A Just and Fair Digital Society

I have long held the view that the claim that "piracy is theft" is based upon a mistaken view of the connection between the how the physical and the digital relate to each other. (I wrote this post on it and have contriobuted to this forum post.)


In a nutshell I think that:

• Piracy of the digital reduces to the unauthorised duplication of information.
• Information is not an object nor does it have any properties shared with objects.
• Theft is the unauthorised acquisition of an object.
• Unauthorised duplication is not theft.


The claim that piracy IS theft and that pirates should be criminalised has two bastions in its support:

The first is the companies who rely on the physical control of information for profit.
These are industries that have to either adapt or die. They just won't be around in ten or twenty years' time unless they do.

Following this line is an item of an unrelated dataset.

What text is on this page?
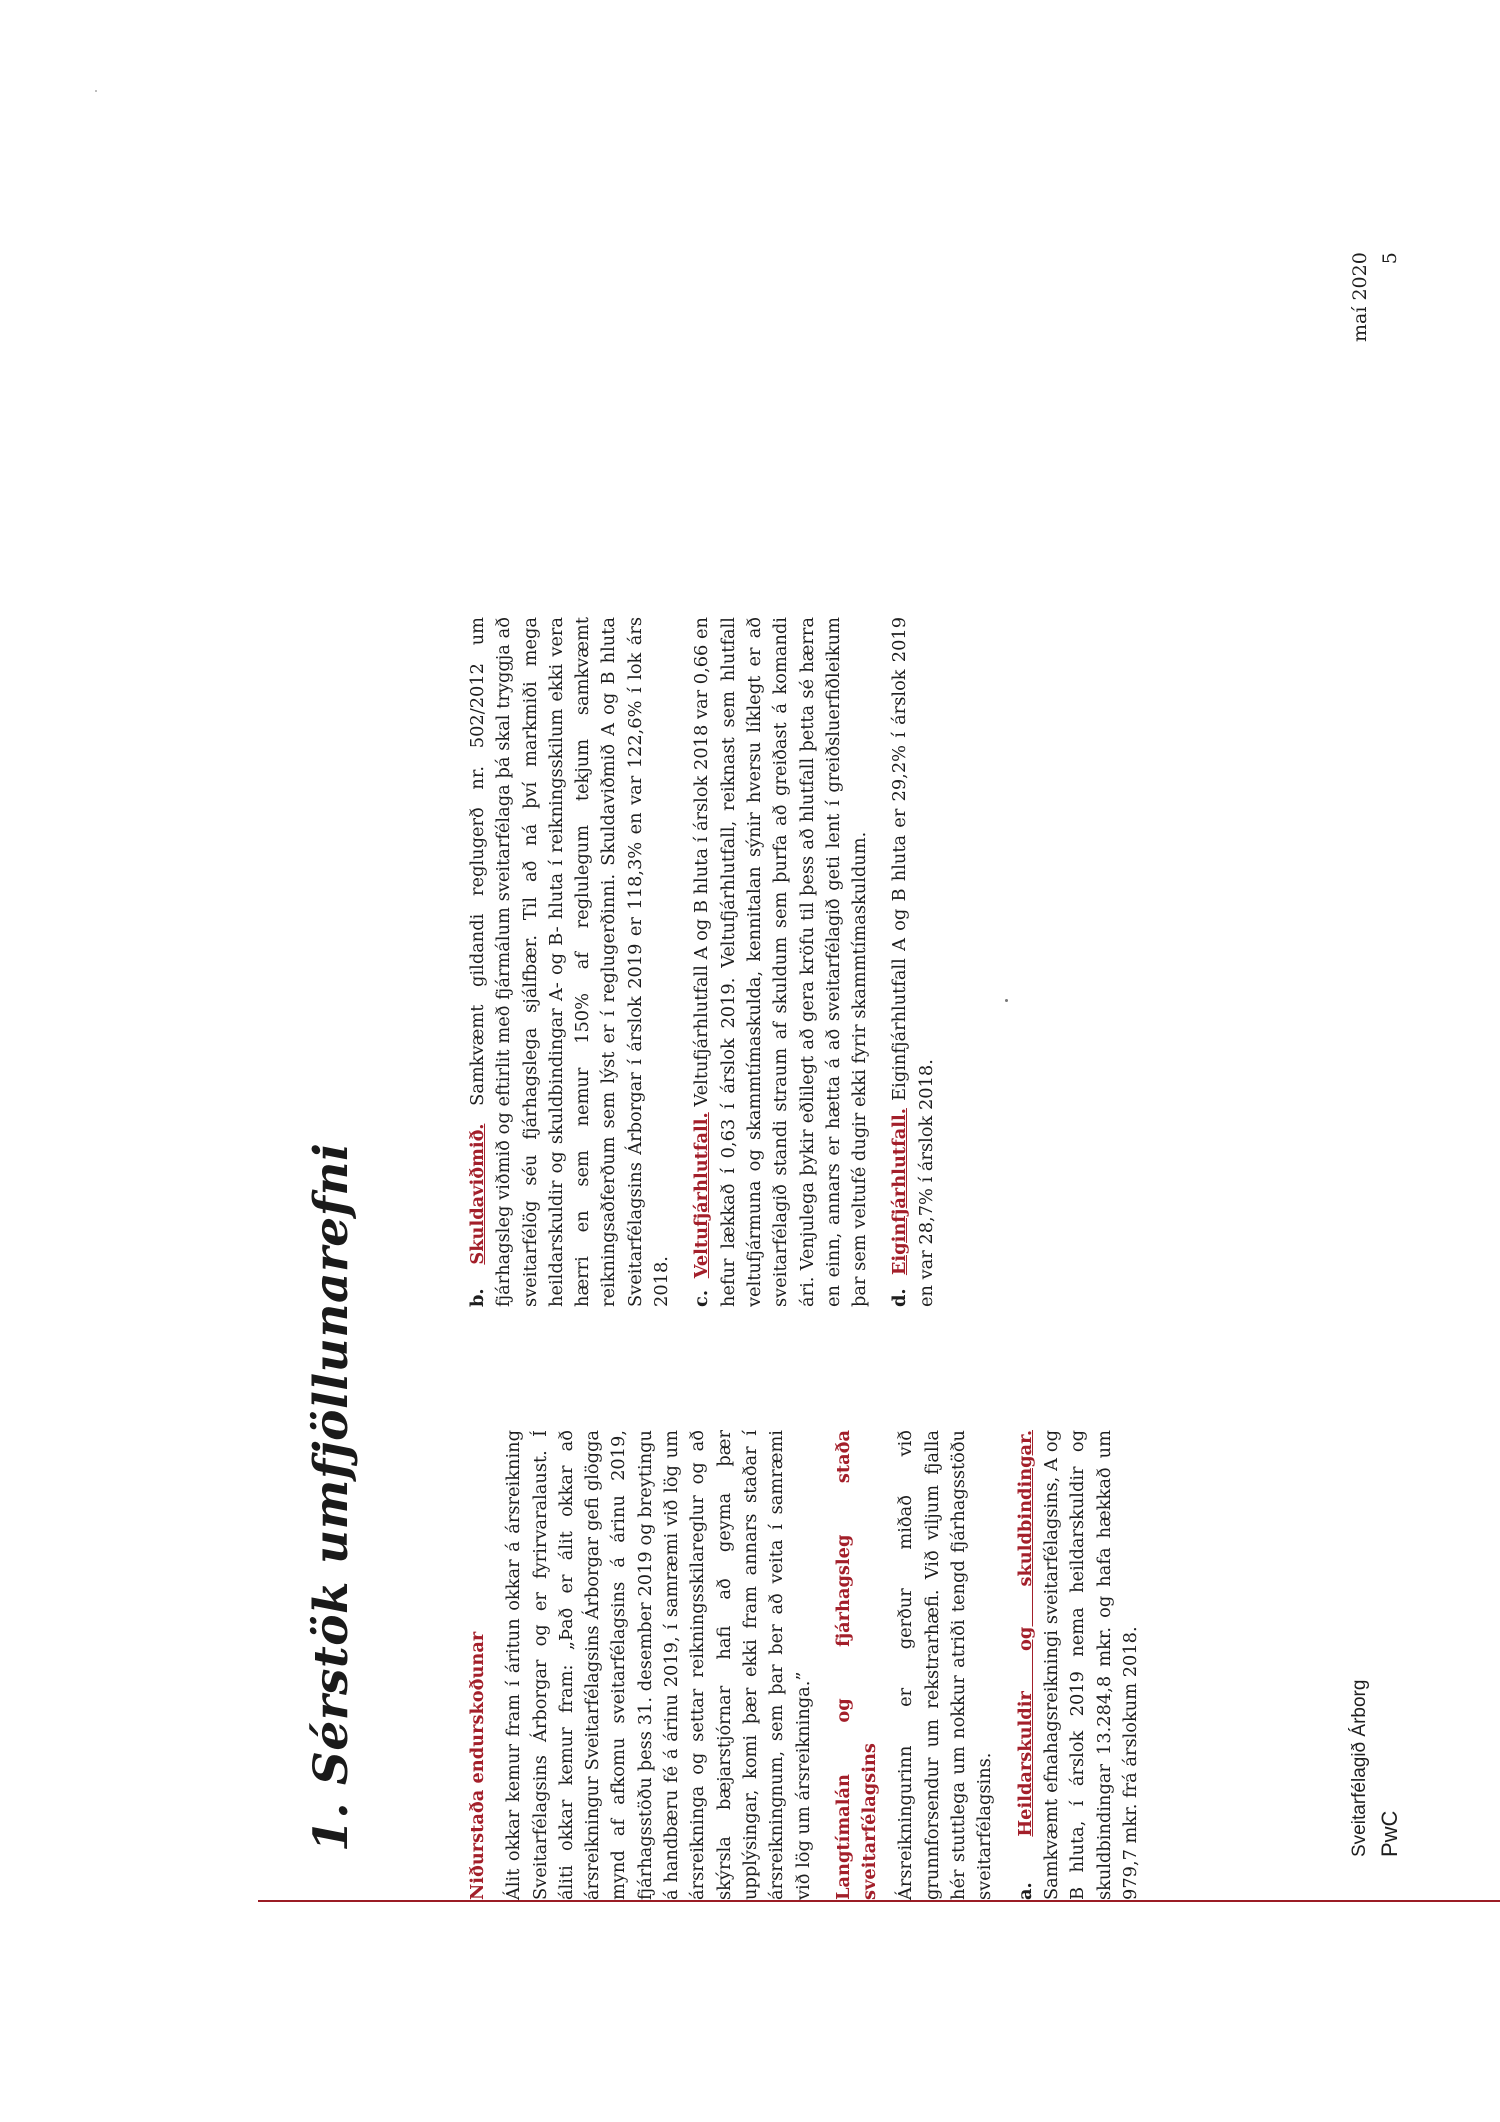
1. Sérstök umfjöllunarefni	Niðurstaða endurskoðunar Álit okkar kemur fram í áritun okkar á ársreikning Sveitarfélagsins Árborgar og er fyrirvaralaust. Í áliti okkar kemur fram: „Það er álit okkar að ársreikningur Sveitarfélagsins Árborgar gefi glögga mynd af afkomu sveitarfélagsins á árinu 2019, fjárhagsstöðu þess 31. desember 2019 og breytingu á handbæru fé á árinu 2019, í samræmi við lög um ársreikninga og settar reikningsskilareglur og að skýrsla bæjarstjórnar hafi að geyma þær upplýsingar, komi þær ekki fram annars staðar í ársreikningnum, sem þar ber að veita í samræmi við lög um ársreikninga.” Langtímalán og fjárhagsleg staða sveitarfélagsins Ársreikningurinn er gerður miðað við grunnforsendur um rekstrarhæfi. Við viljum fjalla hér stuttlega um nokkur atriði tengd fjárhagsstöðu sveitarfélagsins. a. Heildarskuldir og skuldbindingar. Samkvæmt efnahagsreikningi sveitarfélagsins, A og B hluta, í árslok 2019 nema heildarskuldir og skuldbindingar 13.284,8 mkr. og hafa hækkað um 979,7 mkr. frá árslokum 2018.

b. Skuldaviðmið. Samkvæmt gildandi reglugerð nr. 502/2012 um fjárhagsleg viðmið og eftirlit með fjármálum sveitarfélaga þá skal tryggja að sveitarfélög séu fjárhagslega sjálfbær. Til að ná því markmiði mega heildarskuldir og skuldbindingar A- og B- hluta í reikningsskilum ekki vera hærri en sem nemur 150% af reglulegum tekjum samkvæmt reikningsaðferðum sem lýst er í reglugerðinni. Skuldaviðmið A og B hluta Sveitarfélagsins Árborgar í árslok 2019 er 118,3% en var 122,6% í lok árs 2018. c. Veltufjárhlutfall. Veltufjárhlutfall A og B hluta í árslok 2018 var 0,66 en hefur lækkað í 0,63 í árslok 2019. Veltufjárhlutfall, reiknast sem hlutfall veltufjármuna og skammtímaskulda, kennitalan sýnir hversu líklegt er að sveitarfélagið standi straum af skuldum sem þurfa að greiðast á komandi ári. Venjulega þykir eðlilegt að gera kröfu til þess að hlutfall þetta sé hærra en einn, annars er hætta á að sveitarfélagið geti lent í greiðsluerfiðleikum þar sem veltufé dugir ekki fyrir skammtímaskuldum. d. Eiginfjárhlutfall. Eiginfjárhlutfall A og B hluta er 29,2% í árslok 2019 en var 28,7% í árslok 2018.

Sveitarfélagið Árborg PwC
maí 2020 5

The second are people who haven’t really thought about the issues enough so this is for them…



Fundamental Tenets of a Just and Fair Digital Society

I believe that future generations will see our current media and information laws as like window tax. I'm talking here about the tax levied on houses in old Europe, not anything to do with Der Family Gates. The fact that an individuals who copy a CD or a movie can now be sent to prison in some countries will make us look like idiots in years to come. And it is idiotic.

We should be talking about the piracy = theft issue any more than we should be campaigning to end window tax.



What we should be asking is, for example, how will people deal with issues around information morality/ legality in 200 years' time?

Surely it would be arrogant of us to expect our current approach to persist two centuries on? That's a very long time for such a legal stasis to persist.

Of course the system will change. Of course my great-grandkids won't go to jail for unauthorised copying.

What we should be discussing is, in 200 years time, what kind of key principles to do with information and ownership will be in place?

Here is my attempt to supply some core principles of a fair and just digital society:

Fundamental Tenets

  1. All authors/companies are entitled to ask for whatever reward they wish for their work or service.
  2. No person or group can make money from anyone else's work without permission.
  3. It is never illegal to possesses or share information that you could otherwise buy.


Their effects would be, for example:

• Authors and publishers etc. could use DRM as much as they want. If it gets broken that’s their problem.
• If I download a DRMed movie, I can't give it to "you just like that" – one of us would have to break the DRM, which is an effort, but not illegal.
• If anyone tries to make money from selling your band's song, then they can be sued.
• If a 30 second snip from your TV shows is played on another TV show you get paid.
• If a radio station in South Africa plays your song, you get paid.
• People can pirate your software, reverse engineer it, release open source versions its up to you to keep innovating faster than the duplicators, provide support, training etc.